I am the father of two children, and I cannot risk missing Christmas with them if these same bad faith actors intentionally misinterpret my words again. Since the entire charging documents consist of quotes from live videos I posted, I have made the choice, for now, to keep my commentary in written publications. This will allow me to double check everything I write prior to publication.

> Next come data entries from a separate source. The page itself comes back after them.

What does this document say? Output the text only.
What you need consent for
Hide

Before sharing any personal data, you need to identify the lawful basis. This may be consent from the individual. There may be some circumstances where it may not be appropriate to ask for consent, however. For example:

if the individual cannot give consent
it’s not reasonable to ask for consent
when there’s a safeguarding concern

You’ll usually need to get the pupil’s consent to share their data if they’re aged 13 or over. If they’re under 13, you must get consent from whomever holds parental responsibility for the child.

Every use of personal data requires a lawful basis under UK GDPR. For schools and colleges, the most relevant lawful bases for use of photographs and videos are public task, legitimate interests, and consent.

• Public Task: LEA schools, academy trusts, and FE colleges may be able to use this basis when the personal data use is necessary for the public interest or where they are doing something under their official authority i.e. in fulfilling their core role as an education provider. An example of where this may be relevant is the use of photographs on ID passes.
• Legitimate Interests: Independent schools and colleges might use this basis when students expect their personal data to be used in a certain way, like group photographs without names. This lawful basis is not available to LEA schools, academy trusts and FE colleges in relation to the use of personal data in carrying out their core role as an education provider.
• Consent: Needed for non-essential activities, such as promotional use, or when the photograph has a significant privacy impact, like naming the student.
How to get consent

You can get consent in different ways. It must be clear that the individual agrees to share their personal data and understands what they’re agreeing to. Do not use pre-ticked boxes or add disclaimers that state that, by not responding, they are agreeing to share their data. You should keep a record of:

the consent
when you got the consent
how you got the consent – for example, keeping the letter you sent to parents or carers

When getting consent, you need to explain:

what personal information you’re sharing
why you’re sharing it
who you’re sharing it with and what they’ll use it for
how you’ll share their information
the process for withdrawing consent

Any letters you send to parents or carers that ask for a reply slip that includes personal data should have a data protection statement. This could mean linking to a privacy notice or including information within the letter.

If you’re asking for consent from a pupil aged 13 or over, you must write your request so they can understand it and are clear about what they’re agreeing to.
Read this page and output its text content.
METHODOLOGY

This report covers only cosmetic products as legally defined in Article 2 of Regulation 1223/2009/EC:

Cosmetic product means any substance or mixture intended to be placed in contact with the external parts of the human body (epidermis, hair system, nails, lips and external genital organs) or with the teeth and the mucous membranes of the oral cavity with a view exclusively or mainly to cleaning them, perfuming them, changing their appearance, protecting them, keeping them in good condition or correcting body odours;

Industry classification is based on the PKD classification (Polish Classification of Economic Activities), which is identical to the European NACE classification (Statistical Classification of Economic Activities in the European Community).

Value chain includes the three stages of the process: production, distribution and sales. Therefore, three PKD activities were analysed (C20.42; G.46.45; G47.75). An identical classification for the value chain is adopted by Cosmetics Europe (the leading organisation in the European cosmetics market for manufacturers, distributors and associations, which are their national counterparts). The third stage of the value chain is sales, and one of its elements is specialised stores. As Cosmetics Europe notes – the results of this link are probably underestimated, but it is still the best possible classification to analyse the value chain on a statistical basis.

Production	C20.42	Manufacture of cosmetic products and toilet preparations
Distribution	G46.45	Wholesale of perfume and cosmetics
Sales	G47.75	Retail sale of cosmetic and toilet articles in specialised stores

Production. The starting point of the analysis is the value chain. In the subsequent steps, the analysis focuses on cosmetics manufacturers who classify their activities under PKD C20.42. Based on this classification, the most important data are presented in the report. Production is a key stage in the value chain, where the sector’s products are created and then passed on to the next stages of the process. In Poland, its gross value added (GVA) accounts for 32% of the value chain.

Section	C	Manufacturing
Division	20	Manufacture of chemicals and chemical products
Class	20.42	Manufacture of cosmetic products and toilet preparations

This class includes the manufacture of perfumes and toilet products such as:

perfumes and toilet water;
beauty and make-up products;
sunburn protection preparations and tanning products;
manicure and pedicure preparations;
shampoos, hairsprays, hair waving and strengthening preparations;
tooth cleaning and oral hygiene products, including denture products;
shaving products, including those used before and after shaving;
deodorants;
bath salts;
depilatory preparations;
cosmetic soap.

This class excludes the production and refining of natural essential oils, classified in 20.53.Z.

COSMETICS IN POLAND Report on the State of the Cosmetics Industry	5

Also influencing my decision is the fact that two judges this week showed that they have no respect for the First Amendment and will blindly believe anything police tell them. On Thursday Judge Krupp denied our motion to remove the stay away orders that prevent me from reporting on this case. On Friday Federal Court Judge Denise Casper (the judge who sentenced Whitey Bulger) denied a temporary restraining order against the Canton Police Department that would allow peaceful protesters to gather outside of Chris Albert’s pizza shop. Although I believe in time that higher courts will rule in our favor, these two rulings have made me realize that these lower court judges will believe whatever cops tell them.

The Krupp decision was outrageous, and we are discussing our options for appeal. Here it is in its entirety.

AK bail review full decision (1)

The lies and incorrect findings are numerous, so let’s go over them all.

  1. Elizabeth Proctor “otherwise has no role in the Read case,” and I encouraged people to leave negative reviews on her employer’s social media accounts. 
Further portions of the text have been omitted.